A study to be presented at the International Conference on Educational Representations (ICLR) in May, is said to bring some “common sense” to the error correction process.
“It turns out that robots are excellent mimics,” the school explains. “But unless engineers also program them to adapt to every possible bump and jolt, the robots don’t necessarily know how to handle these situations unless they start their work from the top.”
Traditionally, when a robot encounters problems, it will exhaust its pre-programmed options before requiring human intervention. This is a particular challenge in an unstructured environment such as a home, where any number of changes to the status quo can adversely affect a robot’s ability to function.
The researchers behind the study note that while imitation learning (learning to do a task through observation) is popular in the home robotics world, it often cannot account for the countless small environmental variations that can affect regular operation, thus requiring a system to restart from square one. The new research addresses this, in part, by breaking demonstrations into smaller subsets, rather than treating them as part of one continuous action.
This is where LLMs enter the picture, eliminating the requirement for the developer to manually label and assign the numerous sub-actions.

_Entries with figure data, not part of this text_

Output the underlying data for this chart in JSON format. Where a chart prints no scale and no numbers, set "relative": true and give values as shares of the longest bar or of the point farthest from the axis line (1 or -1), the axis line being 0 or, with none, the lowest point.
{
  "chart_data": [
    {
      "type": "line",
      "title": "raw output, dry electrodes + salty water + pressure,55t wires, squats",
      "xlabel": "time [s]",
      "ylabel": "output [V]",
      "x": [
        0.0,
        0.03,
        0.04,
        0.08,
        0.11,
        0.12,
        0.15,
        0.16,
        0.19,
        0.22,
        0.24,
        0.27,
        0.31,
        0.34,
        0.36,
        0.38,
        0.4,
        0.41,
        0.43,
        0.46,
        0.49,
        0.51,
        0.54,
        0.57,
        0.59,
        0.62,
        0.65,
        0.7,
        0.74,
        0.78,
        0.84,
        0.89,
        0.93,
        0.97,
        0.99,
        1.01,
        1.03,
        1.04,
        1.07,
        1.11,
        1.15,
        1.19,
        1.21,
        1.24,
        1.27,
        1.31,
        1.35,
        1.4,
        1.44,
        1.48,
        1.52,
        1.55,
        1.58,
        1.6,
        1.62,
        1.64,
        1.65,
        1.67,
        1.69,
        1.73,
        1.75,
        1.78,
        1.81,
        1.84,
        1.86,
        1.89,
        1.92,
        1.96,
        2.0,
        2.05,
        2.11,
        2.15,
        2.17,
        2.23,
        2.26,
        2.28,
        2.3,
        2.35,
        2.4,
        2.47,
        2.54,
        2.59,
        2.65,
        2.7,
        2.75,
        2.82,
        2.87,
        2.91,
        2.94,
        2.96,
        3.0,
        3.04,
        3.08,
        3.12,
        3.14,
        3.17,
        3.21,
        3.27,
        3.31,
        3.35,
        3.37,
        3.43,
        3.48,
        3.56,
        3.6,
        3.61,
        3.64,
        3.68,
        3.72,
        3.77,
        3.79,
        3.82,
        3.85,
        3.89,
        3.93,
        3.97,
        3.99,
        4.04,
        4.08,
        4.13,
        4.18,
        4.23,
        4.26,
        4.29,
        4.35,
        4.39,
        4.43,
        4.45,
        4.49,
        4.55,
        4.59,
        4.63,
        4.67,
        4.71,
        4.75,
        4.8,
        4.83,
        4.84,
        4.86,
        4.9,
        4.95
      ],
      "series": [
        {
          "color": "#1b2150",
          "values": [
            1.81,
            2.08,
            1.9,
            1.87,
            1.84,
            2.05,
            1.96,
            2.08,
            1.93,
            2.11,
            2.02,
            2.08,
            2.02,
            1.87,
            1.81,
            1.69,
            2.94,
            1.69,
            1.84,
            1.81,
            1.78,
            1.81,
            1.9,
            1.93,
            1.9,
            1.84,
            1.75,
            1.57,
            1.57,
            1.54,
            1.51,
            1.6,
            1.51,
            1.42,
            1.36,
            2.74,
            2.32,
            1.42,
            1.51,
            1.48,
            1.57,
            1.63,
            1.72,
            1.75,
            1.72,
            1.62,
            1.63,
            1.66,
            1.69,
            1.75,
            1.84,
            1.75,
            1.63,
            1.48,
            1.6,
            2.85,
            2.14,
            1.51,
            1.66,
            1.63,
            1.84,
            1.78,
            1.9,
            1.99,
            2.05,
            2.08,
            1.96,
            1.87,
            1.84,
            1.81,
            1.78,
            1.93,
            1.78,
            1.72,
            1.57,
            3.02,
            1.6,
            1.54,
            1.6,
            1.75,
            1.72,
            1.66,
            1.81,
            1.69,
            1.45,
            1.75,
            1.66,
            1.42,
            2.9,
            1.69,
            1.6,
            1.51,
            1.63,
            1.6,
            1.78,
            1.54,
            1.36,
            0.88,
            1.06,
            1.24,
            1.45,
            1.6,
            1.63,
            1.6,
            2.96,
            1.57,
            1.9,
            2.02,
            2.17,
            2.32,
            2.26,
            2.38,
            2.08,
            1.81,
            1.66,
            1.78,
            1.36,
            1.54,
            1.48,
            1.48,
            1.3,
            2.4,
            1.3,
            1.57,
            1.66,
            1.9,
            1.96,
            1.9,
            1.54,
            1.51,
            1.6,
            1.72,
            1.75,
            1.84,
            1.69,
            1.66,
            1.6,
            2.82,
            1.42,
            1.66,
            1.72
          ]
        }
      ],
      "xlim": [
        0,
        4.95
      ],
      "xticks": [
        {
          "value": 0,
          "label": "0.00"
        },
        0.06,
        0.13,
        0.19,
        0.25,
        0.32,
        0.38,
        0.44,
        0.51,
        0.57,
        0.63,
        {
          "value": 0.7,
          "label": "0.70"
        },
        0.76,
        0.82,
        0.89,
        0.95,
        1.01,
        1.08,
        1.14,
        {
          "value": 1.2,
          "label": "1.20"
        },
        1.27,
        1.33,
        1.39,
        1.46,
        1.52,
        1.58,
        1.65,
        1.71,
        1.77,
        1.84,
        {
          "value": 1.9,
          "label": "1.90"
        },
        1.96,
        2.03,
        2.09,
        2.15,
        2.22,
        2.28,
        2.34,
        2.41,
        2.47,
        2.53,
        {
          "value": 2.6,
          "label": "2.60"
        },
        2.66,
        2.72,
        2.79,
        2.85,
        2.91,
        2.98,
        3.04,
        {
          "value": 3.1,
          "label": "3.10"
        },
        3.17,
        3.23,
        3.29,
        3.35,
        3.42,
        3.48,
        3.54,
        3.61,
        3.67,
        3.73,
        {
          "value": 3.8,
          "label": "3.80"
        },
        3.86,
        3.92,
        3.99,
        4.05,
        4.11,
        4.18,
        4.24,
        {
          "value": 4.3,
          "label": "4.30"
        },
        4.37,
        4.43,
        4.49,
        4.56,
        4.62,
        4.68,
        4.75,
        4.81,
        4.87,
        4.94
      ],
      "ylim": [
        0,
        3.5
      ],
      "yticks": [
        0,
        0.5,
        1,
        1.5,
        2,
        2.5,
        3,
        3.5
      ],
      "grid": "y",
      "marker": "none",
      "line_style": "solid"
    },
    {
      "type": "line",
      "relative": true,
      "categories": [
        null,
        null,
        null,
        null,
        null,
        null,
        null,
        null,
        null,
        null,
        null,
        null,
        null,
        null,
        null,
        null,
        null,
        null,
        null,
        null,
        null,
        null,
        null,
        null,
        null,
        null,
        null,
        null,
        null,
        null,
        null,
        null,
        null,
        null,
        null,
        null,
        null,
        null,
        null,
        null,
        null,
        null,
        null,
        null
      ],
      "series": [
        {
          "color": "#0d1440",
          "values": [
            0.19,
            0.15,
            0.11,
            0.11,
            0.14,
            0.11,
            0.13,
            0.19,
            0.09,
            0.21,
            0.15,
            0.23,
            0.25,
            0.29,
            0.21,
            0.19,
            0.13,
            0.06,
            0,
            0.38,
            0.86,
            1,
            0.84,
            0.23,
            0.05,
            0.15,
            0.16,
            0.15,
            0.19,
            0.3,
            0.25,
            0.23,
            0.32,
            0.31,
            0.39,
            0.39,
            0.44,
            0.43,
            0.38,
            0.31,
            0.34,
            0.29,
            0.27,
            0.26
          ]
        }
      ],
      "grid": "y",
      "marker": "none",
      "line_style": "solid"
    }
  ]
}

“LLMs have a way of telling you how to do each step of a task, in natural language. A person’s continuous display is the embodiment of these steps, in physical space,” says student Tsun-Hsuan Wang. “And we wanted to connect the two so that a robot would automatically know what stage it is in a task and be able to redesign and recover on its own.”
The particular demonstration presented in the study involves training a robot to collect marbles and drop them into an empty bowl. It’s a simple, repetitive task for humans, but for robots, it’s a combination of various small tasks. LLMs are able to record and label these subtasks. In the demonstrations, the researchers sabotaged the activity in small ways, such as knocking the robot off course and knocking marbles off its spoon. The system responded by correcting small tasks on its own, rather than starting from scratch.
“With our method, when the robot makes mistakes, we don’t need to ask the human to program or give extra demonstrations on how to recover from failures,” adds Wang.
It’s an exciting method to help someone avoid losing their marbles altogether.